During the frigid winter temperatures, it’s easy to be tempted to just let your dog out to do his business and come right back in. But like humans, dogs can get stir-crazy too. Pent up anxiety and boredom can be a destructive combo for some dogs, who may turn their energy into bad behavior like digging in the trash or chewing shoes. As the old saying goes, a tired dog is a good dog. Even a brisk 20-minute walk will do wonders to help burn off that energy.
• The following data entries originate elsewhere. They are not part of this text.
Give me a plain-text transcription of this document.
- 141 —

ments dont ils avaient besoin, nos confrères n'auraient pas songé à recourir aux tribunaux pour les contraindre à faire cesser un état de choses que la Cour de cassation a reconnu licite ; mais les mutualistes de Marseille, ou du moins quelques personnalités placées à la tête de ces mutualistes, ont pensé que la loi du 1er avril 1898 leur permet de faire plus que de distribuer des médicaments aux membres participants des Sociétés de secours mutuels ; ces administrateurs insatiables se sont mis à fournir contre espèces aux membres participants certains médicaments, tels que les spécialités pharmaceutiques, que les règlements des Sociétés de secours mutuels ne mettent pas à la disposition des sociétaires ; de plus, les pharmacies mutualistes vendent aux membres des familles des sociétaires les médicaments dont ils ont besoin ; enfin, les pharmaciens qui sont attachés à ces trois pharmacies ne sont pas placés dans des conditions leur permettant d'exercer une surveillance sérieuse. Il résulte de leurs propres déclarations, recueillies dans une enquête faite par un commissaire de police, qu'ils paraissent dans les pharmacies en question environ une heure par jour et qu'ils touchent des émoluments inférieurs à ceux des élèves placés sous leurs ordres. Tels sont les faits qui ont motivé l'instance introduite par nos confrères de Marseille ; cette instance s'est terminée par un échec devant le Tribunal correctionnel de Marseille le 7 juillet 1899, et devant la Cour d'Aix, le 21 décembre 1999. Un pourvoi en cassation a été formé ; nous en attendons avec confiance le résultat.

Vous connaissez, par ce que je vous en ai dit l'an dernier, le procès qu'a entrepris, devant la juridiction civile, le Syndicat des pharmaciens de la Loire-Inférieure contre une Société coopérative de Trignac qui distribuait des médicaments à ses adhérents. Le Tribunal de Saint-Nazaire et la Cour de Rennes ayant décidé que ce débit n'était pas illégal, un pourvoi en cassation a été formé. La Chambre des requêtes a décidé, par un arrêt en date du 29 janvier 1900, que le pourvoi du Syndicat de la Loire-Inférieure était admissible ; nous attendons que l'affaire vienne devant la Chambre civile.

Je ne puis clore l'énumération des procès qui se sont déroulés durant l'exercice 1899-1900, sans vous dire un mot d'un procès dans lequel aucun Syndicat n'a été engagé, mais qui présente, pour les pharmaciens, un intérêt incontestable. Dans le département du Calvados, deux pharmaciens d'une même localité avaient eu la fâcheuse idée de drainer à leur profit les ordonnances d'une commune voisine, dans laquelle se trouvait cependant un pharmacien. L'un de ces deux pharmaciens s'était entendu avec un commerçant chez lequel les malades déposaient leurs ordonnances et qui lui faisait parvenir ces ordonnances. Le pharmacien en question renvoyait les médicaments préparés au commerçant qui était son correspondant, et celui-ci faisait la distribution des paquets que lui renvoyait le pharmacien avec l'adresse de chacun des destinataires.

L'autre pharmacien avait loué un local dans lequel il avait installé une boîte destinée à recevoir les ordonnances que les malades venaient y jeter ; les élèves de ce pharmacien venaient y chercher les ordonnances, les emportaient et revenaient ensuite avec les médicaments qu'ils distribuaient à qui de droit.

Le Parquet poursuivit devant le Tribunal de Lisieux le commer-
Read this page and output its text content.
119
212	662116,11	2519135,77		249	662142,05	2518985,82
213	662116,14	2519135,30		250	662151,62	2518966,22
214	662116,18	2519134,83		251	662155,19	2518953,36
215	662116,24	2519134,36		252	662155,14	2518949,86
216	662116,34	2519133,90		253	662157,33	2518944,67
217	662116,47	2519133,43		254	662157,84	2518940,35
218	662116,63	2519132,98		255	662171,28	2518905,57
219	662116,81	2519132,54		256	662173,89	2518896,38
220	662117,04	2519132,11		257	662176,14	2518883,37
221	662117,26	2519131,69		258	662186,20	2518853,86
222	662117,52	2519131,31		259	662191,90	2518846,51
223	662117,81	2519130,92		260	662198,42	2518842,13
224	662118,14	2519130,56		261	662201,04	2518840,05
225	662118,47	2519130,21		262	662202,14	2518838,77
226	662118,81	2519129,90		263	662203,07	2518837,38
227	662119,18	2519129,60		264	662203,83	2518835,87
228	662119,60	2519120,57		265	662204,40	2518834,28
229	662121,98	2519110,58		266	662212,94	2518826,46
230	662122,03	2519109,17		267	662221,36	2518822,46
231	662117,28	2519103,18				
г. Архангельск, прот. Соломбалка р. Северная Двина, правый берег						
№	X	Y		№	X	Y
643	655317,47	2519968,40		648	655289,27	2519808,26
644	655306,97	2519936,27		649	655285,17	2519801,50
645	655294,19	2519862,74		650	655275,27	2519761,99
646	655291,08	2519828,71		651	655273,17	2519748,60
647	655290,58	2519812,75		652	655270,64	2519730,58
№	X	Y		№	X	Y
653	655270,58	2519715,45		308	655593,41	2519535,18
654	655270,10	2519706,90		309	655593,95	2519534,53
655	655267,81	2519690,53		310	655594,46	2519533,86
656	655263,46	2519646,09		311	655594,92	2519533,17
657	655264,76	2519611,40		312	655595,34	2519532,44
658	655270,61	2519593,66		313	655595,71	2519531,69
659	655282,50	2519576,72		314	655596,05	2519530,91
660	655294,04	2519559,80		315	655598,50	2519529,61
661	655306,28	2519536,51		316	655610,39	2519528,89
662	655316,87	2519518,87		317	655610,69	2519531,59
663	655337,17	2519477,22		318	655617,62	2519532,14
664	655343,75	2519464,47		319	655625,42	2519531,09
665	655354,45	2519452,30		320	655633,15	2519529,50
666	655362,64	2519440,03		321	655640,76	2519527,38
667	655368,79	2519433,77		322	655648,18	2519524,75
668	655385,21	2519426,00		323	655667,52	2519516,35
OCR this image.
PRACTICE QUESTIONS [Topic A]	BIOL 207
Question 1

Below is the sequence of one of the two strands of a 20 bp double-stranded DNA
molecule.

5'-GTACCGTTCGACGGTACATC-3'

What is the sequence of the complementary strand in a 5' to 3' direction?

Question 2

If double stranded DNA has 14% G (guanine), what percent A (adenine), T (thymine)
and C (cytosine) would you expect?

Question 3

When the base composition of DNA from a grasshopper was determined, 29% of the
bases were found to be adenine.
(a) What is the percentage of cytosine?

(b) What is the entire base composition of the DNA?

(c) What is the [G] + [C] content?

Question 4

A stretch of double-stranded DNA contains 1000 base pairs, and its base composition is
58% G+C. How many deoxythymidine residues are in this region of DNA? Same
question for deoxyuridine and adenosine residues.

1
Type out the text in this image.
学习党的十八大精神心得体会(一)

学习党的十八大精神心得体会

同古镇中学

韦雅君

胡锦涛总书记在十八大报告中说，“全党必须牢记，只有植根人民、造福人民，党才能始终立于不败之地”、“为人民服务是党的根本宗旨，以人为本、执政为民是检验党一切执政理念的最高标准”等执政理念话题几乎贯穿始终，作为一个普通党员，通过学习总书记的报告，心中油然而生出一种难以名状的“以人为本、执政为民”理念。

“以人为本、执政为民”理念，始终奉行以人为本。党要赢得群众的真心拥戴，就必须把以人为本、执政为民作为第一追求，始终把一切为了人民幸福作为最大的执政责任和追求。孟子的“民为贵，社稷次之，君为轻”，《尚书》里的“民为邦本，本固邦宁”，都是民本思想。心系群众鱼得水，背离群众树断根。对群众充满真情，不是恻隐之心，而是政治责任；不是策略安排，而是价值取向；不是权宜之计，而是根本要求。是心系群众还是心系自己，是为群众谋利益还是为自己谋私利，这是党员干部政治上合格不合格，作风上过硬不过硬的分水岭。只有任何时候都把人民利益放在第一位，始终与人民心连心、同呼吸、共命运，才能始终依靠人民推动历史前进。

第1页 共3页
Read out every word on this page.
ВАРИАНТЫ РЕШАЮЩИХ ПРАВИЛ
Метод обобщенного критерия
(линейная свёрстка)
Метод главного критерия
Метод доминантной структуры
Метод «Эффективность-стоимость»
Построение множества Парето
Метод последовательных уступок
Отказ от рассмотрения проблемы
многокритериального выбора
Because cold weather can potentially be dangerous for your pup, it’s important to take precautions and plan ahead for your winter walks:

Consider your dog’s age and health first. Puppies and older dogs are much more sensitive to cold weather. If it’s especially cold outside, only take them out to potty and find an indoor activity to get them moving instead. If your dog has hip dysplasia or arthritis, avoid the cold altogether.  

Avoid walking at the coldest times of day. If possible, stick to daylight hours. This will not only likely be warmer for you both, it will make you more visible to cars.

If your dog is up for it, dress him in a dog jacket and booties. Some dogs don’t really take to being dressed up, so if you throw a sweater on him and he immediately plays dead, don’t push it. Just make it a quicker walk. 

Pay attention to body language. If your dog is shivering, licking their paws, or acting lethargic, it’s time to head home immediately. 
When you get home, thoroughly wipe your dog’s paws and legs to remove and salt or ice melt chemicals. Remove any snowballs or ice from between the toes too. After your dog is home and all tuckered out, nothing is better than curling up in warm, cozy bed.